# Predictive Credit Risk Modeling for Sustainable Lending: An In-depth Analysis Using Machine Learning at SuperLender

![image.png](attachment:image.png)

## Introduction

Loan defaulting poses a substantial challenge in the financial landscape, impacting both lenders and borrowers alike. The repercussions are far-reaching, as lenders not only incur financial losses but also witness a erosion of trust when borrowers falter in repaying their loans. Simultaneously, borrowers face dire consequences, ranging from damaged credit scores to potential legal actions. In light of these significant implications, it becomes imperative to devise strategies that can predict the likelihood of loan default and, subsequently, implement preventive measures to mitigate associated risks.

This project centers on the utilization of advanced machine learning techniques to construct a robust predictive model for loan default based on data sourced from SuperLender, a prominent local digital lending company. SuperLender, at the forefront of the financial technology revolution, adopts a data-driven approach to comprehensively assess the credit risk of its customers. Two fundamental pillars govern the assessment of loan repayment likelihood: the borrower's willingness and ability to repay.

As the analytics and modeling arm of this endeavor, Nyika Analytika delves into understanding how SuperLender leverages sophisticated machine learning models to forecast loan outcomes and assess their predictive performance. By unraveling the intricacies of this data-driven approach, Nyika Analytika seeks to illuminate the methodology behind SuperLender's credit risk assessment, offering insights into the fusion of technology and finance to address one of the most pressing challenges in the lending industry. Through the lens of machine learning, this project aims to contribute not only to the specific case of SuperLender but also to the broader discourse on enhancing credit risk assessment methodologies and fortifying the financial ecosystem against the perils of loan default.

## Business Understanding

The landscape of financial institutions is intricately woven with the challenge of borrowers defaulting on their loans, a phenomenon that transcends mere monetary losses to encompass profound repercussions on profit margins, liquidity, and the overall long-term sustainability of a business. Beyond the immediate financial implications, loan defaults have the potential to tarnish a company's reputation, erode investor confidence, and impede future borrowing opportunities. Recognizing the magnitude of these challenges, SuperLender, a prominent local digital lending company, is poised to address this issue head-on by implementing an effective credit risk model that can discern a borrower's likelihood of repaying a loan.

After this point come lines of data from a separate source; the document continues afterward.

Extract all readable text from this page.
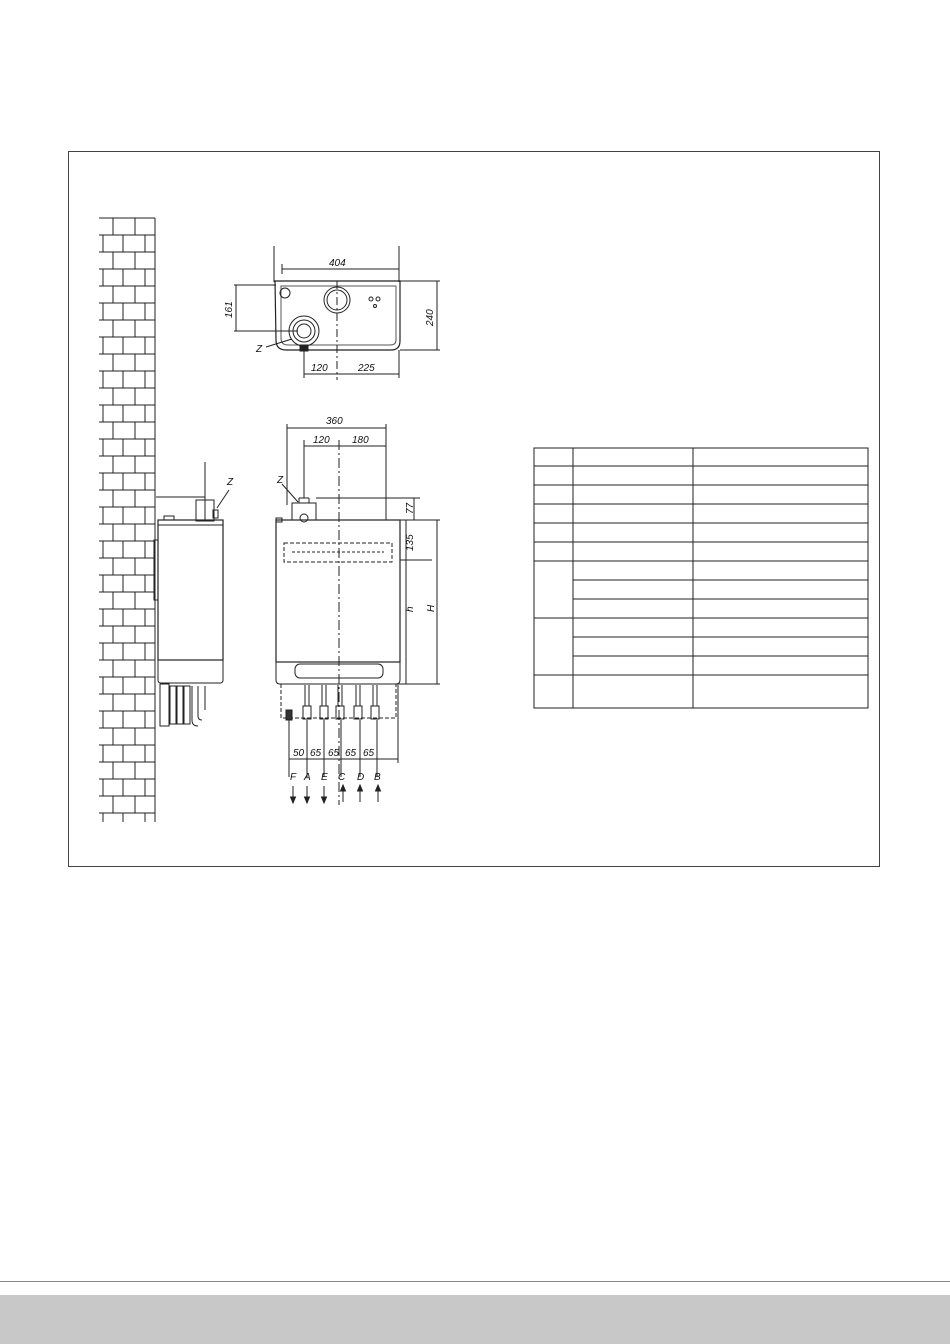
404
161	240
120	225
Z
Z
360
120 180
Z
77
135
h H
50 65 65 65 65
F A E C D B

In the ambit of this project, the primary objective is to develop a sophisticated credit risk model leveraging state-of-the-art machine learning techniques. This model aims to harness the power of historical data, scrutinizing patterns and trends to predict potential defaults. By doing so, SuperLender aspires to usher in a paradigm shift in risk management, moving from a reactive stance to a proactive one. The envisioned model is not merely a safeguard against financial losses but is designed to serve as an invaluable tool, furnishing the credit manager and other institutional stakeholders with critical insights.

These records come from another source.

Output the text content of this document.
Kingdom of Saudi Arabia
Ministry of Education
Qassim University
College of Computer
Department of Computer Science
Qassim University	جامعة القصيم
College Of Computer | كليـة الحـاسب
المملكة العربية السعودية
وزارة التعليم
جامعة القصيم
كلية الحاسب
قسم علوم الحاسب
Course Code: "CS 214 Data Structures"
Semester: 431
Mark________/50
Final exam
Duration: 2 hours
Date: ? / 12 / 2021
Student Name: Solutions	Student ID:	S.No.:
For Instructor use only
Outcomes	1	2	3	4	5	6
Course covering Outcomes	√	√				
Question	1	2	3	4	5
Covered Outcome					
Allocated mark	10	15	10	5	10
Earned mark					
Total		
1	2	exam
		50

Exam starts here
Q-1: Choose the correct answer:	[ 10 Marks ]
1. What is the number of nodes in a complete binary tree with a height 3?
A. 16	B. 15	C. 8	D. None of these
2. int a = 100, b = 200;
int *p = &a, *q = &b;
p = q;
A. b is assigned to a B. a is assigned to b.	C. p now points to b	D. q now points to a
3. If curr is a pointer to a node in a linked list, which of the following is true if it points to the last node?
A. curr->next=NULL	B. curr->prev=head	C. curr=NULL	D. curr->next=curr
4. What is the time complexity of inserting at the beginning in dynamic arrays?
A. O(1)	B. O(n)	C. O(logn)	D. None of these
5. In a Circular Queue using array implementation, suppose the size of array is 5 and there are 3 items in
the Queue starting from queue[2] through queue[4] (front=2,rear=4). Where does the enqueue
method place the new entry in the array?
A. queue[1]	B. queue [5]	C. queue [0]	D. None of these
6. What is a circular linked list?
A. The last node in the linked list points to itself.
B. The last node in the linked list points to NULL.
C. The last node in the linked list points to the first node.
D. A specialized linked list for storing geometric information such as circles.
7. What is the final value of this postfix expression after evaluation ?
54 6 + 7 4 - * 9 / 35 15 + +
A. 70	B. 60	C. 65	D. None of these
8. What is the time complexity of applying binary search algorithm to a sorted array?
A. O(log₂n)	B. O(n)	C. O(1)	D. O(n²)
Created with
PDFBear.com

At the core of this initiative is the aspiration to empower decision-makers with a data-driven approach. The credit risk model developed in this project will not only inform the binary decision of approving or denying a loan but will extend its influence to guide targeted and nuanced strategies. These strategies include the customization of loan terms tailored to individual borrowers, thereby optimizing the lending process. The broader aim is to instill a culture of informed decision-making within the institution, enabling not only risk mitigation but also fostering a more dynamic and responsive approach to the evolving landscape of borrower behavior.

In essence, the synergy between machine learning techniques and SuperLender's mission transcends the singular goal of predicting loan defaults. It represents a strategic initiative to revolutionize credit risk assessment, embedding data-driven decision-making into the very fabric of the lending process. As Nyika Analytika undertakes this venture, the overarching objective is to unravel the intricacies of SuperLender's vision, ultimately contributing to the evolution of best practices in the realm of credit risk management within the dynamic sphere of digital lending.

## Statement of the Problem

Within the realm of lending, the specter of a defaulted loan looms as a formidable financial challenge, constituting an unwelcome and costly expense to businesses. The imperative for financial institutions to fortify their risk assessment strategies is heightened, as responsible lending practices become the linchpin for sustained business viability. The crux of this challenge lies in the necessity to predict customer loan defaults accurately, thereby minimizing financial risks and fostering an environment of sustainable lending.

The likelihood of a customer fulfilling their loan obligations is a multifaceted equation, intricately woven with demographic factors and historical financial details. Consequently, the onus is on financial institutions to navigate this intricate landscape, distinguishing customers with a proven capacity to fulfill their loan commitments from those who present a higher risk of default. The pivotal task at hand is to discern this critical distinction effectively, ensuring that resources are allocated judiciously to borrowers who are not only in need but also possess the financial means to meet their repayment obligations.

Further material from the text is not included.